I could finally begin the trekking aspect of my journey from Silgudhi and the walk from Silgudhi to Jhigrana was quite a long one. I had to change my pit-stop for the night, from the original plan to stop at Baghlekh to Jhigrana due to unavailability of hotel. However, after the additional two hours of walk, I found a nice lodge with warm owners.
The next day, I continued my journey to Bichpani, from where I entered Khaptad National Park. I was informed that the route to Bichpani would be a tough, high and steep trek through the jungles. It took me almost 7 hours to reach my destination for the day. Thankfully I had packed enough water and food with me.
The following morning I started from Bichpani to Khaptad Patan. The trees were covered in yellow autumn leaves and a few hours into my trek, it started snowing. Snowflakes fell to the ground in swirls and I stood mesmerised. After six hours of walking, I finally entered Khaptad Patan.

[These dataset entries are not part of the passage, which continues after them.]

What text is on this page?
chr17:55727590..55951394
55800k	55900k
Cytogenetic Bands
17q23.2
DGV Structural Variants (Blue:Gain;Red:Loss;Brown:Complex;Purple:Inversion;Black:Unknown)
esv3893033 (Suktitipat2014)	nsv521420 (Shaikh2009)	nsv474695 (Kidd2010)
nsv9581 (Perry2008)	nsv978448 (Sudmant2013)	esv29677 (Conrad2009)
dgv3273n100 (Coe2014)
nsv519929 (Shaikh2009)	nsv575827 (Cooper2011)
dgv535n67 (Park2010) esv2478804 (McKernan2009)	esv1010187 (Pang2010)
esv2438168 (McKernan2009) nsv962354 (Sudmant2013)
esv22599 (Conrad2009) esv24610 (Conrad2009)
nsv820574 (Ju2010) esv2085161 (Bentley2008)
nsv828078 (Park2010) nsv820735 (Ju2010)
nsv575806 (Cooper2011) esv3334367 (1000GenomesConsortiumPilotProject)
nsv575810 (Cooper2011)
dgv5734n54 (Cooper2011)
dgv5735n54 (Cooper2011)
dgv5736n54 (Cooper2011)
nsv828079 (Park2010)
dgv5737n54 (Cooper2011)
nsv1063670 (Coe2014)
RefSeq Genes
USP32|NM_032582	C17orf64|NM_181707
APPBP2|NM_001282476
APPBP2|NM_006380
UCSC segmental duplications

The jewel of Khaptad is, of course, the open green meadows spread over gentle terrain cut by small streams in evergreen alpine forests. There are altogether 22 large pastures within the National Park.
The landscape of Khaptad is what postcards are made of and in the spring, the fields are covered with blossoms of varying colors. Khaptad Swami is said to have stayed in Khaptad for most of his life. I also went to his Ashram, which has now been converted into a museum.
My journey back to Silgudhi was a tough one having to hitchhike on a truck down to Dhadeldhura. However, travelling solo is a rewarding experience though often times daunting. I was very glad that I had ventured into the far-western region: walking through thick jungles on my own.